Esce nelle sale italiane questa sera, 21 marzo, il film del regista sardo Giovanni Columbu Su Re, rivisitazione della passione di Cristo ambientata in Sardegna e interpretata da attori non professionisti.
Su Re è un film di grande impatto e di grande innovazione, la cui sceneggiatura è tratta dai vangeli di Marco, Matteo, Luca e Giovanni, che punta molto, oltre che sulla spettacolarità dei paesaggi e delle immagini, su un’interpretazione dell’accadimento che passa da diversi punti di vista e da una regia sperimentale.
Su Re – La trama
La Sardegna, e non la Palestina, diventa teatro della passione di Cristo. Un luogo diverso da quello storico, come nelle opere dei pittori rinascimentali che rappresentarono gli episodi narrati nel Vangelo ambientandoli nel loro tempo, nei loro paesi e con i loro costumi, senza mai mostrare la Palestina.
Tutto inizia e finisce nel sepolcro dove Maria piange sul corpo del figlio. Tutto è già accaduto, ma gli antefatti si riaffacciano come ricordi e come sogni dei diversi protagonisti.
Su Re – I diversi punti di vista e la regia sperimentale
E’ Giovanni Columbu a raccontare come è stato girato il film Su Re, un film che, come punto di forza, ha i diversi punti di vista dai quali sono state riprese le scene, come diversi sono i racconti fatti degli ultimi giorni di vita del Cristo nei vangeli, e l’interpretazione di queste fatta da attori non professionisti, ai quali è stata imposta una regia fuori dagli schemi:
Sul set ci limitavamo a leggere un passo del Vangelo, davo delle istruzioni e procedevamo con la messa in scena. Nessuna prova, per non perdere la freschezza, ma diverse ripetizioni anche a distanza di tempo. A volte, mentre le macchine da presa stavano già girando, introducevo un cambio delle battute o uno sviluppo delle azioni, per costringere gli attori a improvvisare e interagire. Oppure, per fare crescere la tensione, senza preavviso, domandavo cose che sapevo essere più o meno impossibili, come proseguire la recitazione senza usare parole.

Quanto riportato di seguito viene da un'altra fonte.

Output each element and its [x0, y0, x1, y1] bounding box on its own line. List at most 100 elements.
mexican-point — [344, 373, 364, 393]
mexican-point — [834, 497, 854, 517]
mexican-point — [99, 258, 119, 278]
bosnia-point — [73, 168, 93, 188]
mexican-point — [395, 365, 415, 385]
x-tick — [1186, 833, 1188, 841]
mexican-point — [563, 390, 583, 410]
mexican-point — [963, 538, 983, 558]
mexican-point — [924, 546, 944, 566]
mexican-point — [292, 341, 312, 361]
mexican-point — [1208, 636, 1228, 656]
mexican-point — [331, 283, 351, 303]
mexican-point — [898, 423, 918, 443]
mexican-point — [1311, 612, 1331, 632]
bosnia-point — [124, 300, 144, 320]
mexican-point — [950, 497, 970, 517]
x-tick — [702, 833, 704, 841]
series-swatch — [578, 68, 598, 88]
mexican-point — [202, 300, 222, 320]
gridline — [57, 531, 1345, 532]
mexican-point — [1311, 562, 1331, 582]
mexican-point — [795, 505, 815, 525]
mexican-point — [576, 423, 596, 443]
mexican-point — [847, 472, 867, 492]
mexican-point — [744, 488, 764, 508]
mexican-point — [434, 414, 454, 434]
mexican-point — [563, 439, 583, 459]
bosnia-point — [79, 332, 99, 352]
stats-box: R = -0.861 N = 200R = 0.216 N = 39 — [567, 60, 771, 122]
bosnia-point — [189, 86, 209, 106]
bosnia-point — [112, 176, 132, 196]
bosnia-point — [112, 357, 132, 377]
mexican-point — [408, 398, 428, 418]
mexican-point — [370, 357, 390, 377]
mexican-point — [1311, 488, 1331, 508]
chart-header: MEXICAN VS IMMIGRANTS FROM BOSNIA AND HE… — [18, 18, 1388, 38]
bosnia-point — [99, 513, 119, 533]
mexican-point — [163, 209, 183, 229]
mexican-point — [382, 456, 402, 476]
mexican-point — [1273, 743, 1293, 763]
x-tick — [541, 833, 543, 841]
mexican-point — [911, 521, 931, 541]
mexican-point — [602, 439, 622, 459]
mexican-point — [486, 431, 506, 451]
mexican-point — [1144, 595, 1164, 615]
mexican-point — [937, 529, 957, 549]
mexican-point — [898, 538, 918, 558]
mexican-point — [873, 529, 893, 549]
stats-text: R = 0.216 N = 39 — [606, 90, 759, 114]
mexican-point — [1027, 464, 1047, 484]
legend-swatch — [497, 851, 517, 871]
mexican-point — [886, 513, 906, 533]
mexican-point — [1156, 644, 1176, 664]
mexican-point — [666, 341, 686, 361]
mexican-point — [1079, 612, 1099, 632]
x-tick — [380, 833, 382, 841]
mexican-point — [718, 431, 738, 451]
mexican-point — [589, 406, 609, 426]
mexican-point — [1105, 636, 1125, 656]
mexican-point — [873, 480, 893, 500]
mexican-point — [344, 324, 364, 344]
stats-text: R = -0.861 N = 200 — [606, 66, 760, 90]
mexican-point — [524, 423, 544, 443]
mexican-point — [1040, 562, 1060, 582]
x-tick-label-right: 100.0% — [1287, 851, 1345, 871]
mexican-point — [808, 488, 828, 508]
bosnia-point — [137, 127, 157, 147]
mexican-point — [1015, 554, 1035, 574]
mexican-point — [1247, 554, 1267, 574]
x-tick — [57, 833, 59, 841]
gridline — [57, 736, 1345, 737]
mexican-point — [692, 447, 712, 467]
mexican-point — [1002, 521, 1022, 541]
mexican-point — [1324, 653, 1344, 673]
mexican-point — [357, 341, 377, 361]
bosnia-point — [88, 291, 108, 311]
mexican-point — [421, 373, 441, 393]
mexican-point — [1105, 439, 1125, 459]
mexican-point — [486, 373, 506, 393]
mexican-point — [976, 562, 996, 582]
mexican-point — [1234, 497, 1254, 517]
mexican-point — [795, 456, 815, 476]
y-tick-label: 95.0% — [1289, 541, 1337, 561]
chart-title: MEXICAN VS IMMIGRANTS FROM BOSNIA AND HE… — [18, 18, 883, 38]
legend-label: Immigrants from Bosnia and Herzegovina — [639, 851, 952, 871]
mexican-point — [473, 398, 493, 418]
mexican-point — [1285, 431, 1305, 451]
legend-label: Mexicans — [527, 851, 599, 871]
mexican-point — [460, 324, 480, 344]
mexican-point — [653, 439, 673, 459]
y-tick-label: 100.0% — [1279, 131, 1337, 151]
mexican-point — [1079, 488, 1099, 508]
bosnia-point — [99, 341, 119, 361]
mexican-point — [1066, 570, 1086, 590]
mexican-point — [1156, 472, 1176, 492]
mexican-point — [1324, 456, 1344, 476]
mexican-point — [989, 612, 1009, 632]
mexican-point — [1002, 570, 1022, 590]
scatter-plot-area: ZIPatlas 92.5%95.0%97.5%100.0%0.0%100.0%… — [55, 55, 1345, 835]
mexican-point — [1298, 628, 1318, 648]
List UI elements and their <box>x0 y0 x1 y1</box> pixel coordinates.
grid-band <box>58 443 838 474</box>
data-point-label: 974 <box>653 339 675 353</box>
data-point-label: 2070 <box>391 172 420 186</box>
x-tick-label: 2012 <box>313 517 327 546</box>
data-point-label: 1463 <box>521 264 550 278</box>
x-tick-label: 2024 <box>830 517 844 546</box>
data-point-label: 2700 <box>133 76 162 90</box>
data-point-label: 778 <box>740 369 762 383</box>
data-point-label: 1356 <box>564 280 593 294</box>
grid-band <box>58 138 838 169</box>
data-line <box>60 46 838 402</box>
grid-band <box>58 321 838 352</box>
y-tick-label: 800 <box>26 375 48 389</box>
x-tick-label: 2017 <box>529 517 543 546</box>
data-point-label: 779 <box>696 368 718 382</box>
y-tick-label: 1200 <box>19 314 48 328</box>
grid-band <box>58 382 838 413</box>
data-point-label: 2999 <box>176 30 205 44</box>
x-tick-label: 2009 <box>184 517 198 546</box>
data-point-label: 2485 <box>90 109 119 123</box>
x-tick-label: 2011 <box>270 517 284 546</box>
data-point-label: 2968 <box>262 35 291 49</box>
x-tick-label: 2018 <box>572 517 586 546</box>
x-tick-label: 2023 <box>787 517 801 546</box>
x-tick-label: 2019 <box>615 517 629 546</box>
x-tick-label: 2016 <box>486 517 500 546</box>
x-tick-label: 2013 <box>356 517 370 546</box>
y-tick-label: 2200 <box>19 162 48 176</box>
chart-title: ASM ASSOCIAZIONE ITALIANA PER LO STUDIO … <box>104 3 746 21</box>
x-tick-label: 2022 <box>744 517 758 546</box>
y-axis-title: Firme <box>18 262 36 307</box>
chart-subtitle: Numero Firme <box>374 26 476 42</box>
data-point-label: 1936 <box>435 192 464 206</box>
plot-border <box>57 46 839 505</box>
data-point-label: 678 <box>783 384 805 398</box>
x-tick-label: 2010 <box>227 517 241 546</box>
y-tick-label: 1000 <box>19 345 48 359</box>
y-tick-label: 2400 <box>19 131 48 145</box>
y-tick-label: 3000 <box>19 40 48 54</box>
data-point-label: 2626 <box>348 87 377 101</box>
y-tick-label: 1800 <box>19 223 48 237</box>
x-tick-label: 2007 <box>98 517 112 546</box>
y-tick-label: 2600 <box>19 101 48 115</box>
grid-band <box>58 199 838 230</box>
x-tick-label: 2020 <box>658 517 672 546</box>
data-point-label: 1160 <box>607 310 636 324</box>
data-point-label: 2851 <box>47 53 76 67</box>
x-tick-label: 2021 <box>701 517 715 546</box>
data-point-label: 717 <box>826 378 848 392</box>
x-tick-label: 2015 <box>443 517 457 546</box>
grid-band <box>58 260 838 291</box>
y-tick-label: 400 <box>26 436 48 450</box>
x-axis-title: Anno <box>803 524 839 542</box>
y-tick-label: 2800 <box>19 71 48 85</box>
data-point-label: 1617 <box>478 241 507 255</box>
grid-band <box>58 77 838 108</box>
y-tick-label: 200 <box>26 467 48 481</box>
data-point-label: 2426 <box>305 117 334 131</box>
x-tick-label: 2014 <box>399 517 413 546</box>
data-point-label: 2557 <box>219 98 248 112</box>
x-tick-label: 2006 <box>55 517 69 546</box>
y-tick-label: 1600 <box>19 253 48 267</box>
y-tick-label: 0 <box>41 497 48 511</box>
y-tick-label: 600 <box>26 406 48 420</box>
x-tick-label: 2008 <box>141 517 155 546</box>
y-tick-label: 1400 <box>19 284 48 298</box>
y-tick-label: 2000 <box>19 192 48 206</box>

In questa ricerca, una soluzione che si è rivelata utile per quanto riguarda il modo di effettuare le riprese è stata l’introduzione di una seconda unità di ripresa indipendente dalla regia e affidata a un grande fotografo, Uliano Lucas, al quale diedi il mandato preciso di fare quel che voleva e di non dirmelo anticipatamente.
Il risultato meraviglioso è stato allontanare il punto di ripresa dalla prima macchina e da me, ovvero dal fronte a cui era inevitabilmente rivolta la costruzione della scena. E rendere possibile l’osservazione della stessa scena dall’esterno, da punti di vista laterali, scomodi e non già concepiti in funzione di quello che sarebbe accaduto.
Punti di vista che soprattutto io, il regista, dovevo ignorare.